January 2010 Forecast
By Michael Lynderey
January 8, 2010
It's the first month of the 2010s - even if the movies don't really look quite so different yet (the new decade takes time to settle, I think). January '10's got a lot more star vehicles than the norm for this time of year - and a lot of 1990s stars, of all people, trying to get back in the fray after a decade of hits-and-misses (Harrison Ford, Jackie Chan) or on-screen inactivity (Mel Gibson).
1. When in Rome (January 29th)
This one didn't look like much to me in its previous August '09 slot, but I have since come to see just what a perfect star vehicle it really is. Indeed, after a year of Proposals, Hangovers, and Blarts, should we expect When in Rome to do anything but lord over a weak month like January? After all, this one's a slick, well-broiled romantic comedy package: it's got a high-concept premise, an alluring foreign location (Rome), recognizable romantic leads (Kristen Bell, Josh Duhamel), a comically diverse mix of support (Will Arnett, Dax Shepard, and Danny DeVito), and trailers that do their job well - and have been doing it for a long enough time to stick in the memory. Ought to do for Kristen Bell what 27 Dresses did for Katherine Heigl.
Opening weekend: $27 million / Total gross: $76 million
2. Tooth Fairy (January 22nd)
A big guy with a lot of muscles gets recruited to serve as a tooth fairy, in what could only be a Mad Magazine parody of The Santa Clause. Seriously, though, what unacknowledged genius came up with the idea for this one? It's the kind of premise that frankly rises below absurdity (to paraphrase Mel Brooks). The movie's star, The Rock, now seems thoroughly committed to entertaining kids rather than bloodthirsty action movie fans (we miss you, Rock), and it's nice also to see Ashley Judd back in town, even if she's apparently been demoted to repeatedly playing somebody's wife (Billy Crystal's hanging around in this one, too). The Tooth Fairy was pushed back from a plump summer '09 slot, but only because January has been so kind to this type of kids' movie before (and we'll remember every offense, January). Indeed, if Are We There Yet? can make $82 million in January, just how high will the Tooth Fairy soar? I won't predict $100 million, but, gee, you know, it can kind of actually make it there, can't it?

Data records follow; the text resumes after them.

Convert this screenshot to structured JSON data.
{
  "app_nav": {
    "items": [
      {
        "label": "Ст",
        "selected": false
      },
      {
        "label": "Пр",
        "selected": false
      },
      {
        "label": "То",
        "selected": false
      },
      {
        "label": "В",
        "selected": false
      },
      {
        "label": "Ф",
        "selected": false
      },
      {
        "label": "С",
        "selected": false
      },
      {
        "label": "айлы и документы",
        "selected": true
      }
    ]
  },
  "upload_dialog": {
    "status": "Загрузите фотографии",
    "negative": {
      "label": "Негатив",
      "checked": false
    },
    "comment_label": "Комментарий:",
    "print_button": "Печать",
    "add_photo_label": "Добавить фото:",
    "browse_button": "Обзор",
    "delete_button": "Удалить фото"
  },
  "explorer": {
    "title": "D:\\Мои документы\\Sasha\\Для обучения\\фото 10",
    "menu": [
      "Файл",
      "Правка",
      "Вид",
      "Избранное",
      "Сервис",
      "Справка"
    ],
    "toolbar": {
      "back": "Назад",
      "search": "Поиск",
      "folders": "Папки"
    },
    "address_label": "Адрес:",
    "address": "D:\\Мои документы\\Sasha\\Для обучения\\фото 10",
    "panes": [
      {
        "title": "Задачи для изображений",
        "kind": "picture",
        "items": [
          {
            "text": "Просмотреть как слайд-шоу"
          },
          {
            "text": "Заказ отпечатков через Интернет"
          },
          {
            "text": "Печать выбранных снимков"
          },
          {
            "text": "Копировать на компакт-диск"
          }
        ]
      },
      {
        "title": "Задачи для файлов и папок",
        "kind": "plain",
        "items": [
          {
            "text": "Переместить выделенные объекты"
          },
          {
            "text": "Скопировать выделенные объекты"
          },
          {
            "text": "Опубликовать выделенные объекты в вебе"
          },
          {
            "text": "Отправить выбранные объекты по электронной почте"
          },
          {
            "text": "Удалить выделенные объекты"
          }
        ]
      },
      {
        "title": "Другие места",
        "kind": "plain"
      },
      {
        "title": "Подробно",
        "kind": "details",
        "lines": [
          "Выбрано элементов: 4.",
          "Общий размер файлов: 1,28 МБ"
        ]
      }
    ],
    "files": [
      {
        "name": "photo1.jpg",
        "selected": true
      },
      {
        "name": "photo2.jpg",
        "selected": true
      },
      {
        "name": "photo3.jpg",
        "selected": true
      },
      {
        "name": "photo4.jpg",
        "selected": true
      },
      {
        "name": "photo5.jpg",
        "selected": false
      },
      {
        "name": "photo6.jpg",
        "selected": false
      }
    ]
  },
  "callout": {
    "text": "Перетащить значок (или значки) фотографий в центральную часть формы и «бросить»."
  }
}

Opening weekend: $25 million / Total gross: $70 million
3. Edge of Darkness> (January 29th)
Guess who's back, back again? Following a decade of controversy, Edge of Darkness signals the return of Mel Gibson to cinematic starring roles - being his first since 2002's double-bill of We Were Soldiers and Signs. Aside from that mild cinematic novelty, the film itself looks about all right, with some excellent talent behind and in front of the screen (it's also based on a British mini-series, as some movies tend to be these days). The plot - Gibson avenging his daughter - is clearly being played up here, in a bid to align this right alongside Taken in the revenge genre; it's an angle that will probably pay off, and may give Gibson a fair head start on rebuilding his on-screen image. We shall see.